Health centres that combine elements of primary and secondary care are not a new concept. Politicians have been talking about variants of the polyclinic since the foundation of the NHS. In July 1948, an NHS pamphlet stated, “special premises known as health centres may later be opened in your district.  Doctors may be accommodated there to provide you a wide range of services …including dentistry and other services on the spot”.  

Professor Lord Darzi, Parliamentary Under-Secretary for Health under New Labour, is the last in a long line of politicians who have tried and failed to introduce health centres in the NHS. Lord Darzi’s review of London’s health care system modelled large cost savings from delivering care in new health centres. It estimated that polyclinics could replace 8 per cent of inpatient, 50 per cent of hospital accident and emergency, and 41 per cent of hospital outpatient services, saving £1.4 billion.
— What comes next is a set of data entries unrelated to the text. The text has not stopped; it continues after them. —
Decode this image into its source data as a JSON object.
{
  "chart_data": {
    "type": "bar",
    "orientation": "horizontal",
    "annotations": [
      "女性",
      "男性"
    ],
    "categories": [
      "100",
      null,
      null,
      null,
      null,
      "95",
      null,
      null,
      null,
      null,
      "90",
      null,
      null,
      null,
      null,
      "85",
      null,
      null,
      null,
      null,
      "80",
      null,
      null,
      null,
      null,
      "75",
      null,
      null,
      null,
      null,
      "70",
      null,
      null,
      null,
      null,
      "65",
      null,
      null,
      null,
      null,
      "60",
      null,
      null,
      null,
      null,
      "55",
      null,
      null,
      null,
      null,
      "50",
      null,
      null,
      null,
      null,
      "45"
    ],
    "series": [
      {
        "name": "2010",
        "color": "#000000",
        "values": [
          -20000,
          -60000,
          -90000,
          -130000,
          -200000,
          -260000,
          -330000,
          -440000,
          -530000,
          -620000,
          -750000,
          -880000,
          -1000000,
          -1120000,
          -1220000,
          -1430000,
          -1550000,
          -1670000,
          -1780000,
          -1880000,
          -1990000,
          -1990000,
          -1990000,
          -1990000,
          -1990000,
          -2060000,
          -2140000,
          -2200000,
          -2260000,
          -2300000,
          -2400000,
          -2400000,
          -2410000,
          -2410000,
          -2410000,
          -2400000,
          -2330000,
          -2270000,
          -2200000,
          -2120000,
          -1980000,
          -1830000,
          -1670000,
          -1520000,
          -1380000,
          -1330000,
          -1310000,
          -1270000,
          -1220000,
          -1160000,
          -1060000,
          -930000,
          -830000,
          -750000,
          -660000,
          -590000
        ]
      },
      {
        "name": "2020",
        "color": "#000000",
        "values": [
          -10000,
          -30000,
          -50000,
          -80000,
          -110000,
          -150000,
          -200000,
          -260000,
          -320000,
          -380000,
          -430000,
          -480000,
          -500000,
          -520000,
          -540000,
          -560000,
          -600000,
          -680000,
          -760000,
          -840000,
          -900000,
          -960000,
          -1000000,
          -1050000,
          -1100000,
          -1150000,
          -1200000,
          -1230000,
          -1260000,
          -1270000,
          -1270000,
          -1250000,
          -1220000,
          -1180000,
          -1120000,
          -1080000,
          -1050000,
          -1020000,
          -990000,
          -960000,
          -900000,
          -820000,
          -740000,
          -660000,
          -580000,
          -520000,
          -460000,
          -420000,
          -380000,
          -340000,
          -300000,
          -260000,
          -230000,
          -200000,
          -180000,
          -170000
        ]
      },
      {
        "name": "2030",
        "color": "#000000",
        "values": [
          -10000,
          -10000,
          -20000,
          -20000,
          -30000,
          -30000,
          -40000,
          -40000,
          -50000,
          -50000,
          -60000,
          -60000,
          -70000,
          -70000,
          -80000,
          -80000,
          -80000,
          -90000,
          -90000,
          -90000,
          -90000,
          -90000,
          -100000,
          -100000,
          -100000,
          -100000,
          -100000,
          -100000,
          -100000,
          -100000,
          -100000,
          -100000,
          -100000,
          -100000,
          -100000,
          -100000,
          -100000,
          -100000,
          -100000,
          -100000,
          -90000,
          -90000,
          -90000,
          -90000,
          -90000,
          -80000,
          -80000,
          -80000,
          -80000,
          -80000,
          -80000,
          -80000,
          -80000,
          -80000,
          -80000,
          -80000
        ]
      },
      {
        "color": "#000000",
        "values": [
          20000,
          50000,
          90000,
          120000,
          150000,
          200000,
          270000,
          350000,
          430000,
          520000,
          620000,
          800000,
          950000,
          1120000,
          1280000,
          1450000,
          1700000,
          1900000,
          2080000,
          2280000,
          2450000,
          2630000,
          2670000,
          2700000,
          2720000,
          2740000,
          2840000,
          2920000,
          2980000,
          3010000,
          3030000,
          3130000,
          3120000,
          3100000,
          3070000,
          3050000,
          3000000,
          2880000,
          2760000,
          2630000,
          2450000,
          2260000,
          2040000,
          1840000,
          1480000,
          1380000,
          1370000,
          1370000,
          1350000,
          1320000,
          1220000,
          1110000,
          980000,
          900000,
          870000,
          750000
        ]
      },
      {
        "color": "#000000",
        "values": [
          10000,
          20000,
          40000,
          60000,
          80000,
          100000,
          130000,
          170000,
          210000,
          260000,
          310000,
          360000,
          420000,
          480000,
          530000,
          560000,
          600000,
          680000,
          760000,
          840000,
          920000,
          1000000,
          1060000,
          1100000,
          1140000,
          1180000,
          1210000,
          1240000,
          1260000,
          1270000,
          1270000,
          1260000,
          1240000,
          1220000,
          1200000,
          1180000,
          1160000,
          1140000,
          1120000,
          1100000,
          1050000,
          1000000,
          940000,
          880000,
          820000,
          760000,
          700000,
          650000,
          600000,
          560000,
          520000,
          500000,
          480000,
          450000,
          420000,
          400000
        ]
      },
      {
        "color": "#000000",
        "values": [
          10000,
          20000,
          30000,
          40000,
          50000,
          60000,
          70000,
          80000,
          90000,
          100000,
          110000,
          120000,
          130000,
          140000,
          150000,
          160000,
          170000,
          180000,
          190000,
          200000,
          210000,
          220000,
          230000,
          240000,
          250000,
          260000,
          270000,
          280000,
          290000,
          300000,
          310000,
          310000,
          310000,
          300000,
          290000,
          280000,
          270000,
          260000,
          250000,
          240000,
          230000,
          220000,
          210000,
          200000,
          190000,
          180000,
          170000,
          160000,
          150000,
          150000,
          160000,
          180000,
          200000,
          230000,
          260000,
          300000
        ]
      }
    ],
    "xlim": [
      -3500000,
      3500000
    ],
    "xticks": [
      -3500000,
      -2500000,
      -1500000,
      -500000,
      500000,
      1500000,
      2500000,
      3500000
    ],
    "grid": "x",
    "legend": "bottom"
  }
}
The plans were abandoned at an early stage. 

Unlike Darzi-era polyclinics, Singaporean polyclinics separate acute and chronic patients. This allows them to see more patients. Doctors that cater for walk-in patients see 56 acute patients a day, during regular working hours. Contrast that to Britain, where The British Medical Association recommends GPs see no more than 25 patients each day (most GPs see more).

Polyclinics keep costs low by staffing the urgent care clinic with junior doctors, who are required to work for the government for five years after graduation. (Unit costs in Singaporean polyclinics are lower than English GP practices.) Teamlets often employ three senior doctors, and at any given time one of these doctors supervises the urgent care clinic. Urgent care doctors can book follow-up appointments as required. Teamlet doctors see complex chronic patients and therefore operate at lower volumes (35 patients a day), but after a successful trial, polyclinic managers are encouraging doctors to sign up less severe patients and increase patient volumes. 
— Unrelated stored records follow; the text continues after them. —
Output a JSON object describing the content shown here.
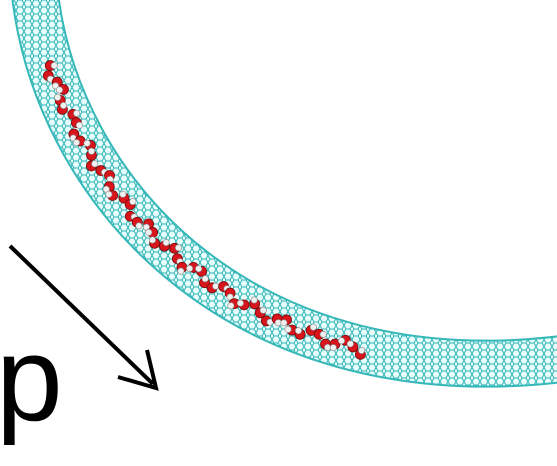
{
  "label": "p"
}
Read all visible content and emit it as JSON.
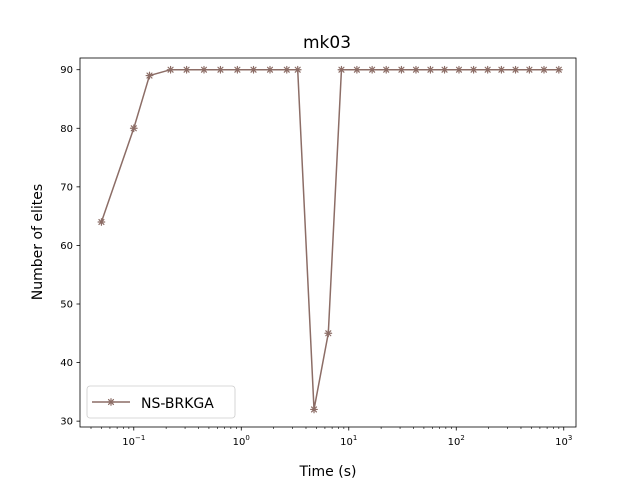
{
  "chart_data": {
    "type": "line",
    "title": "mk03",
    "xlabel": "Time (s)",
    "ylabel": "Number of elites",
    "xscale": "log",
    "xlim": [
      0.0316,
      1300
    ],
    "ylim": [
      29,
      92
    ],
    "x_ticks": [
      {
        "value": 0.1,
        "base": "10",
        "exp": "−1"
      },
      {
        "value": 1,
        "base": "10",
        "exp": "0"
      },
      {
        "value": 10,
        "base": "10",
        "exp": "1"
      },
      {
        "value": 100,
        "base": "10",
        "exp": "2"
      },
      {
        "value": 1000,
        "base": "10",
        "exp": "3"
      }
    ],
    "y_ticks": [
      30,
      40,
      50,
      60,
      70,
      80,
      90
    ],
    "grid": false,
    "legend": {
      "placement": "lower-left"
    },
    "series": [
      {
        "name": "NS-BRKGA",
        "color": "#8c6d66",
        "marker": "x-star",
        "x": [
          0.05,
          0.1,
          0.14,
          0.22,
          0.31,
          0.45,
          0.64,
          0.92,
          1.3,
          1.85,
          2.65,
          3.35,
          4.75,
          6.45,
          8.55,
          11.9,
          16.5,
          22.3,
          30.9,
          42.2,
          57.5,
          77.8,
          106,
          145,
          196,
          263,
          356,
          479,
          655,
          900
        ],
        "y": [
          64,
          80,
          89,
          90,
          90,
          90,
          90,
          90,
          90,
          90,
          90,
          90,
          32,
          45,
          90,
          90,
          90,
          90,
          90,
          90,
          90,
          90,
          90,
          90,
          90,
          90,
          90,
          90,
          90,
          90
        ]
      }
    ]
  }
}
Singaporean polyclinics achieve lower costs and pay their doctors more than NHS GP practices

Data from National Healthcare Singapore polyclinics and The University of Kent shows that Singaporean polyclinic doctors earn slightly more than the average English GP.  Cost per appointment is also lower in Singapore than in England.  The cost of a “Moderate Chronic Health Patient” (2-3 conditions) is 40 per cent less than the cost of an English GP appointment. The cost of an acute visit with no chronic conditions is less than half the English average. Because of this efficiency, Singapore is expanding the number of clinics. There are currently 23 polyclinics; by 2030 there will be 32.

Singaporean polyclinics achieve lower costs and pay their doctors more than NHS GP practices. What could be better than that? NHS England should therefore trial Singaporean-style polyclinics in communities with poor access to primary care services.